[css-typed-om] Something about !important
Opened this issue · 2 comments
I was just reminded today that we somehow forgot to handle !important at all in TypedOM. You can't tell whether a declaration is !important with TypedOM APIs, or set/unset the flag.
We should do something about that.
Oh, this is a tricky one. Made a little trickier because we're adding it in after much of the API is stable.
Important is a characteristic of a declaration, not a value. But, neither old CSSOM nor Typed OM have an object that represents an individual declaration, only a declaration block (CSSStyleDeclaration and StylePropertyMap).
CSSStyleDeclaration has a separate getter for retrieving the priority versus the value. So, easiest solution for retrieving the flag would be to mimic that and add a getPriority(property)
method on StylePropertyMapReadOnly.
We can't just copy existing CSSOM approach for setting important flags, though. That's done through a third parameter to CSSStyleDeclaration.setProperty()
. But the TypedOM equivalent, StylePropertyMap.set()
is defined to coalesce all subsequent parameters into a values
array.
I'd lean towards having a separate setPriority(priorityFlag)
method. It's not great that it is inconsistent with base CSSOM, but it would be more consistent internally to have matching getter & setters. And it makes it possible to toggle the important state without re-setting the value. Next questions:
-
Should we continue to require a literal
"!important"
string as the parameter? That's kind of annoying for devs, but leaves the API open to other!something
flags getting added to CSS in the future. -
On the other hand, if other flags may be added in the future, is "priority" really the best name for the flag(s)?
-
What should happen if you set a priority value for a property that doesn't yet exist in the style map? Options: ignore it silently, throw, or generate a new declaration with the value set to
unset
.
Yeah, you summed up my thoughts pretty much exactly.

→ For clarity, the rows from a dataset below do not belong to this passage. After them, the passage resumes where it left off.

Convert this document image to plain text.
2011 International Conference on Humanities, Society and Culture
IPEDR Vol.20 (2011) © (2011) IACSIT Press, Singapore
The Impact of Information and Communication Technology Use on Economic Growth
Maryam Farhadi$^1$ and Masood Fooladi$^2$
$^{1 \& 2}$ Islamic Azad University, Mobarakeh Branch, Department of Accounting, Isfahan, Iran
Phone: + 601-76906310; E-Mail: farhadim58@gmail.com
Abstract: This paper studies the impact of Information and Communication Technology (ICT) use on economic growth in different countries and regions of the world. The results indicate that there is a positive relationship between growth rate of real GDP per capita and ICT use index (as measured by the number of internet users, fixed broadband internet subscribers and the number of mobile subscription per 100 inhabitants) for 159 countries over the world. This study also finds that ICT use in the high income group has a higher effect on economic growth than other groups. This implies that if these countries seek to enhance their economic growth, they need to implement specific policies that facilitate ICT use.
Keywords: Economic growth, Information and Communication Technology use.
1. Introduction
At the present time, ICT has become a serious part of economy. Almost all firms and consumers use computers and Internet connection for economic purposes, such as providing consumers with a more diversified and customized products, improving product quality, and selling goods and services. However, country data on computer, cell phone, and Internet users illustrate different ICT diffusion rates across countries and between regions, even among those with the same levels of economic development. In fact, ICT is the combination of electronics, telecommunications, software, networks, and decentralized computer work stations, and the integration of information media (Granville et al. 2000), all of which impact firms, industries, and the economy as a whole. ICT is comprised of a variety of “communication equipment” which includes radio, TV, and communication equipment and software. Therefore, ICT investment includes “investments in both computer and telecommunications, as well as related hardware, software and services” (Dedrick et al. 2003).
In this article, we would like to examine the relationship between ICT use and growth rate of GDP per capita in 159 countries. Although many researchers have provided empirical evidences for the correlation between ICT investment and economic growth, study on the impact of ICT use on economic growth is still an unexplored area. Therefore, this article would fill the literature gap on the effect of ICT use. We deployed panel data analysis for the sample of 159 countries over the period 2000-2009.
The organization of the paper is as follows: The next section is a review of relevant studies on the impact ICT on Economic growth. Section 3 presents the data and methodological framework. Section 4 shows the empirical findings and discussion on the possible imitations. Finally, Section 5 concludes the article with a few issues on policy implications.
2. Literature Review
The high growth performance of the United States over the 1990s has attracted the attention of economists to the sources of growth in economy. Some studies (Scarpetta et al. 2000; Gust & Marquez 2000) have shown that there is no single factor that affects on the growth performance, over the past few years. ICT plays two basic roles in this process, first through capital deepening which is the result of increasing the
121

My plan is indeed to go with a get/set method pair that adjusts the importance.
There is a question of whether we want to allow for the possibility of other bang-structures in the future. There's no plans for this yet, but I've considered it in the past; on the other hand, we can just not worry about that until it happens, and make this API easy to use for !important.
Given that we have given serious consideration to a !default
priority in the past, we should make the method open-ended, not boolean. So probably:
style.getPropertyPriority("foo") // "important" or ""
style.setPropertyPriority("foo", "important"); (or "")
What should happen if you set a priority value for a property that doesn't yet exist in the style map? Options: ignore it silently, throw, or generate a new declaration with the value set to unset.
I don't really want to set up a fake value for the property. I'm inclined to silently ignore.